Responsibilities
- Build and support ETL workflows in Azure Synapse using Python, particularly PySpark, via Notebooks or Pipelines for reliable data processing.
- Design and implement data warehouse structures using star schema principles, including facts and dimensions, within a Massively Parallel Processing SQL Pool.
- Pull data from multiple sources such as REST APIs, SQL tables, and CSV files.
- Leverage in-depth knowledge of Azure Synapse Analytics to create high-performance, scalable data notebooks and pipelines.
- Support adoption of Data Fabric components like data lakes, lakehouses, delta lakes, and data cataloging to improve data organization and access.

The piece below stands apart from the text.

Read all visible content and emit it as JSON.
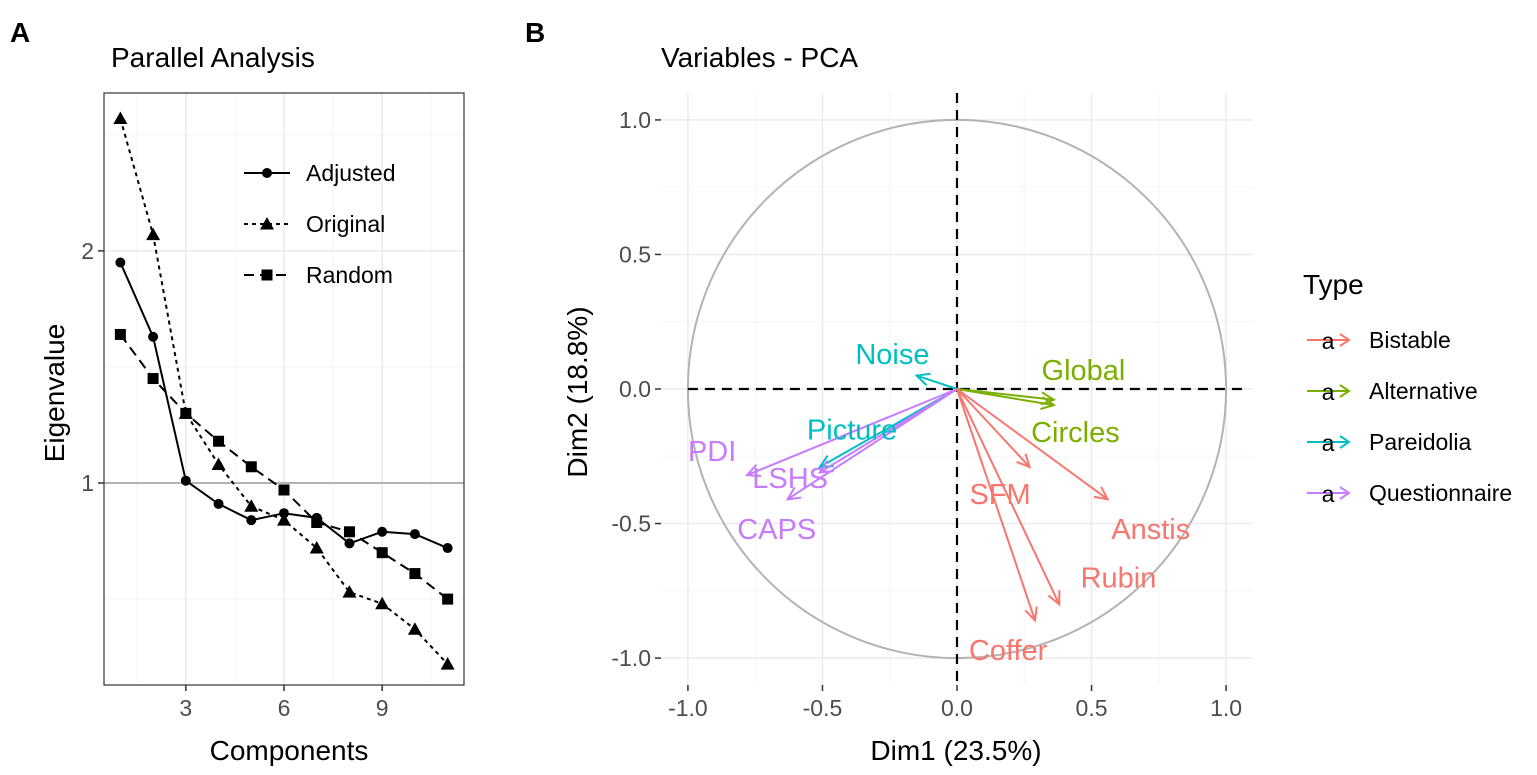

- Partner with data architects to develop models and schemas that reflect business needs.
- Establish data validation rules and quality checks to ensure consistency and correctness.
- Detect and fix performance issues in ETL processes to meet service level agreements.

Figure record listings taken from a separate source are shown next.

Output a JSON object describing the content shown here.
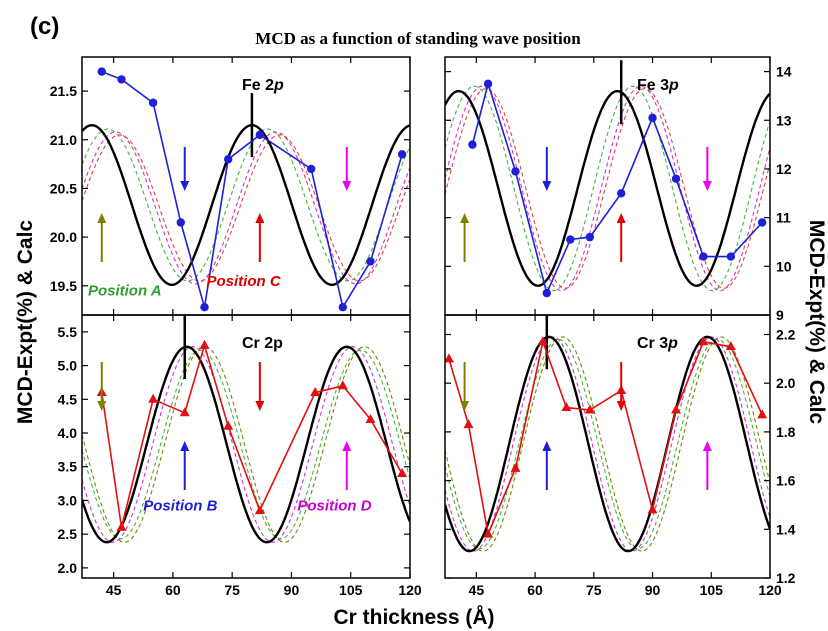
{
  "figure": {
    "panel_tag": "(c)",
    "title": "MCD as a function of standing wave position",
    "xlabel": "Cr thickness (Å)",
    "ylabel_left": "MCD-Expt(%) & Calc",
    "ylabel_right": "MCD-Expt(%) & Calc"
  },
  "chart_data": [
    {
      "type": "line",
      "label": [
        "Fe 2",
        "p"
      ],
      "xlim": [
        37,
        120
      ],
      "ylim": [
        19.2,
        21.85
      ],
      "xticks": [
        45,
        60,
        75,
        90,
        105,
        120
      ],
      "yticks": [
        19.5,
        20.0,
        20.5,
        21.0,
        21.5
      ],
      "ytick_labels": [
        "19.5",
        "20.0",
        "20.5",
        "21.0",
        "21.5"
      ],
      "ytick_side": "left",
      "expt": {
        "color": "#1f1fd6",
        "marker": "circle",
        "x": [
          42,
          47,
          55,
          62,
          68,
          74,
          82,
          95,
          103,
          110,
          118
        ],
        "y": [
          21.7,
          21.62,
          21.38,
          20.15,
          19.28,
          20.8,
          21.05,
          20.7,
          19.28,
          19.75,
          20.85
        ]
      },
      "calc": {
        "mid": 20.33,
        "amp": 0.82,
        "period": 40.5,
        "peak": 80
      },
      "phase_curves": [
        {
          "color": "#3cb83c",
          "mid": 20.33,
          "amp": 0.78,
          "peak": 84
        },
        {
          "color": "#cc33cc",
          "mid": 20.3,
          "amp": 0.78,
          "peak": 86
        },
        {
          "color": "#e04040",
          "mid": 20.3,
          "amp": 0.75,
          "peak": 87
        }
      ],
      "marker_line_x": 80,
      "arrows": [
        {
          "x": 42,
          "dir": "up",
          "color": "#808000"
        },
        {
          "x": 63,
          "dir": "down",
          "color": "#1f1fd6"
        },
        {
          "x": 82,
          "dir": "up",
          "color": "#e00000"
        },
        {
          "x": 104,
          "dir": "down",
          "color": "#ee00ee"
        }
      ],
      "positions": [
        {
          "text": "Position A",
          "color": "#2e9e2e",
          "x": 38,
          "y": 19.4
        },
        {
          "text": "Position C",
          "color": "#e00000",
          "x": 68,
          "y": 19.5
        }
      ]
    },
    {
      "type": "line",
      "label": [
        "Fe 3",
        "p"
      ],
      "xlim": [
        37,
        120
      ],
      "ylim": [
        9,
        14.3
      ],
      "xticks": [
        45,
        60,
        75,
        90,
        105,
        120
      ],
      "yticks": [
        9,
        10,
        11,
        12,
        13,
        14
      ],
      "ytick_labels": [
        "9",
        "10",
        "11",
        "12",
        "13",
        "14"
      ],
      "ytick_side": "right",
      "expt": {
        "color": "#1f1fd6",
        "marker": "circle",
        "x": [
          44,
          48,
          55,
          63,
          69,
          74,
          82,
          90,
          96,
          103,
          110,
          118
        ],
        "y": [
          12.5,
          13.75,
          11.95,
          9.45,
          10.55,
          10.6,
          11.5,
          13.05,
          11.8,
          10.2,
          10.2,
          10.9
        ],
        "skip_links": [
          [
            2,
            3
          ]
        ]
      },
      "calc": {
        "mid": 11.6,
        "amp": 2.0,
        "period": 40.5,
        "peak": 81
      },
      "phase_curves": [
        {
          "color": "#3cb83c",
          "mid": 11.6,
          "amp": 2.1,
          "peak": 85
        },
        {
          "color": "#cc33cc",
          "mid": 11.6,
          "amp": 2.1,
          "peak": 87
        },
        {
          "color": "#e04040",
          "mid": 11.6,
          "amp": 2.05,
          "peak": 88
        }
      ],
      "marker_line_x": 82,
      "arrows": [
        {
          "x": 42,
          "dir": "up",
          "color": "#808000"
        },
        {
          "x": 63,
          "dir": "down",
          "color": "#1f1fd6"
        },
        {
          "x": 82,
          "dir": "up",
          "color": "#e00000"
        },
        {
          "x": 104,
          "dir": "down",
          "color": "#ee00ee"
        }
      ],
      "positions": []
    },
    {
      "type": "line",
      "label": [
        "Cr 2p",
        ""
      ],
      "xlim": [
        37,
        120
      ],
      "ylim": [
        1.85,
        5.75
      ],
      "xticks": [
        45,
        60,
        75,
        90,
        105,
        120
      ],
      "yticks": [
        2.0,
        2.5,
        3.0,
        3.5,
        4.0,
        4.5,
        5.0,
        5.5
      ],
      "ytick_labels": [
        "2.0",
        "2.5",
        "3.0",
        "3.5",
        "4.0",
        "4.5",
        "5.0",
        "5.5"
      ],
      "ytick_side": "left",
      "expt": {
        "color": "#e01010",
        "marker": "triangle",
        "x": [
          42,
          47,
          55,
          63,
          68,
          74,
          82,
          96,
          103,
          110,
          118
        ],
        "y": [
          4.6,
          2.6,
          4.5,
          4.3,
          5.3,
          4.1,
          2.85,
          4.6,
          4.7,
          4.2,
          3.4
        ]
      },
      "calc": {
        "mid": 3.83,
        "amp": 1.45,
        "period": 40.5,
        "peak": 63.5
      },
      "phase_curves": [
        {
          "color": "#3cb83c",
          "mid": 3.83,
          "amp": 1.4,
          "peak": 67
        },
        {
          "color": "#cc33cc",
          "mid": 3.83,
          "amp": 1.45,
          "peak": 65
        },
        {
          "color": "#808000",
          "mid": 3.83,
          "amp": 1.45,
          "peak": 68
        }
      ],
      "marker_line_x": 63,
      "arrows": [
        {
          "x": 42,
          "dir": "down",
          "color": "#808000"
        },
        {
          "x": 63,
          "dir": "up",
          "color": "#1f1fd6"
        },
        {
          "x": 82,
          "dir": "down",
          "color": "#e00000"
        },
        {
          "x": 104,
          "dir": "up",
          "color": "#ee00ee"
        }
      ],
      "positions": [
        {
          "text": "Position B",
          "color": "#1f1fd6",
          "x": 52,
          "y": 2.85
        },
        {
          "text": "Position D",
          "color": "#cc00cc",
          "x": 91,
          "y": 2.85
        }
      ]
    },
    {
      "type": "line",
      "label": [
        "Cr 3",
        "p"
      ],
      "xlim": [
        37,
        120
      ],
      "ylim": [
        1.2,
        2.28
      ],
      "xticks": [
        45,
        60,
        75,
        90,
        105,
        120
      ],
      "yticks": [
        1.2,
        1.4,
        1.6,
        1.8,
        2.0,
        2.2
      ],
      "ytick_labels": [
        "1.2",
        "1.4",
        "1.6",
        "1.8",
        "2.0",
        "2.2"
      ],
      "ytick_side": "right",
      "expt": {
        "color": "#e01010",
        "marker": "triangle",
        "x": [
          38,
          43,
          48,
          55,
          62,
          68,
          74,
          82,
          90,
          96,
          103,
          110,
          118
        ],
        "y": [
          2.1,
          1.83,
          1.38,
          1.65,
          2.17,
          1.9,
          1.89,
          1.97,
          1.48,
          1.89,
          2.17,
          2.15,
          1.87
        ]
      },
      "calc": {
        "mid": 1.75,
        "amp": 0.44,
        "period": 40.5,
        "peak": 63.5
      },
      "phase_curves": [
        {
          "color": "#3cb83c",
          "mid": 1.75,
          "amp": 0.43,
          "peak": 66
        },
        {
          "color": "#cc33cc",
          "mid": 1.75,
          "amp": 0.44,
          "peak": 64.5
        },
        {
          "color": "#808000",
          "mid": 1.75,
          "amp": 0.44,
          "peak": 67
        }
      ],
      "marker_line_x": 63,
      "arrows": [
        {
          "x": 42,
          "dir": "down",
          "color": "#808000"
        },
        {
          "x": 63,
          "dir": "up",
          "color": "#1f1fd6"
        },
        {
          "x": 82,
          "dir": "down",
          "color": "#e00000"
        },
        {
          "x": 104,
          "dir": "up",
          "color": "#ee00ee"
        }
      ],
      "positions": []
    }
  ]
}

- Monitor data pipeline executions, troubleshoot failures, and apply fixes to maintain system reliability.
- Keep detailed records of ETL workflows, data transformations, and system architecture.
- Collaborate with cross-functional teams to define data needs and support analytics initiatives.

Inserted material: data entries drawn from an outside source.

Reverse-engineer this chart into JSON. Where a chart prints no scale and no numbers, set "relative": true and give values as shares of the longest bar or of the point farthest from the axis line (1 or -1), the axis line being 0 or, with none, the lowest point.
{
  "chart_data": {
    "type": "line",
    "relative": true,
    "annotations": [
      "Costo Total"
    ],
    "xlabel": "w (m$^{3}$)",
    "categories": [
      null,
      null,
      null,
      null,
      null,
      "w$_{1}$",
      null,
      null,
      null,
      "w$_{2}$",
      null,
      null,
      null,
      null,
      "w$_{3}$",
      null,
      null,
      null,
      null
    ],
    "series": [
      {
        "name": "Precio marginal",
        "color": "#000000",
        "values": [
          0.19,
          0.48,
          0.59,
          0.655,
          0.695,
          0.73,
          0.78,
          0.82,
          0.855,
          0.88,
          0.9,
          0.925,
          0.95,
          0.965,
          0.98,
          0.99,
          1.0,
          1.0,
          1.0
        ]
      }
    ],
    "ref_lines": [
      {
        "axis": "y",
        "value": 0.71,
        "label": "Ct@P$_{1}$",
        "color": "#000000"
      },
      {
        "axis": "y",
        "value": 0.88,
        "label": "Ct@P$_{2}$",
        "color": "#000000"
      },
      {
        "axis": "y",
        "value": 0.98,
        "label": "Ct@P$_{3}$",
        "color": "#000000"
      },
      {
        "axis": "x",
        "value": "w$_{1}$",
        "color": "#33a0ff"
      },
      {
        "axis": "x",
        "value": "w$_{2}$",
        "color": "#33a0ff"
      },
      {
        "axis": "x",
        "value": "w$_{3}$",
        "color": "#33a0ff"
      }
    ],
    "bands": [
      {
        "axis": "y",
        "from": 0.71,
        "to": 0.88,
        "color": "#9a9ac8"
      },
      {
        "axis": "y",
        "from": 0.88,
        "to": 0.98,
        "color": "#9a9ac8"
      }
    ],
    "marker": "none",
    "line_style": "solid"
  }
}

- Enforce data security practices and adhere to governance and privacy regulations.
Work Arrangement
Remote (Worldwide) — Latin America
Other
- Remote work available for candidates in Latin America.
- Position involves direct interaction with clients as part of a consulting team.
- Chance to engage in multiple projects across different industries and domains.
- Work alongside modern data technologies and experienced professionals.
- Accelerated career development through exposure to varied client challenges and solutions.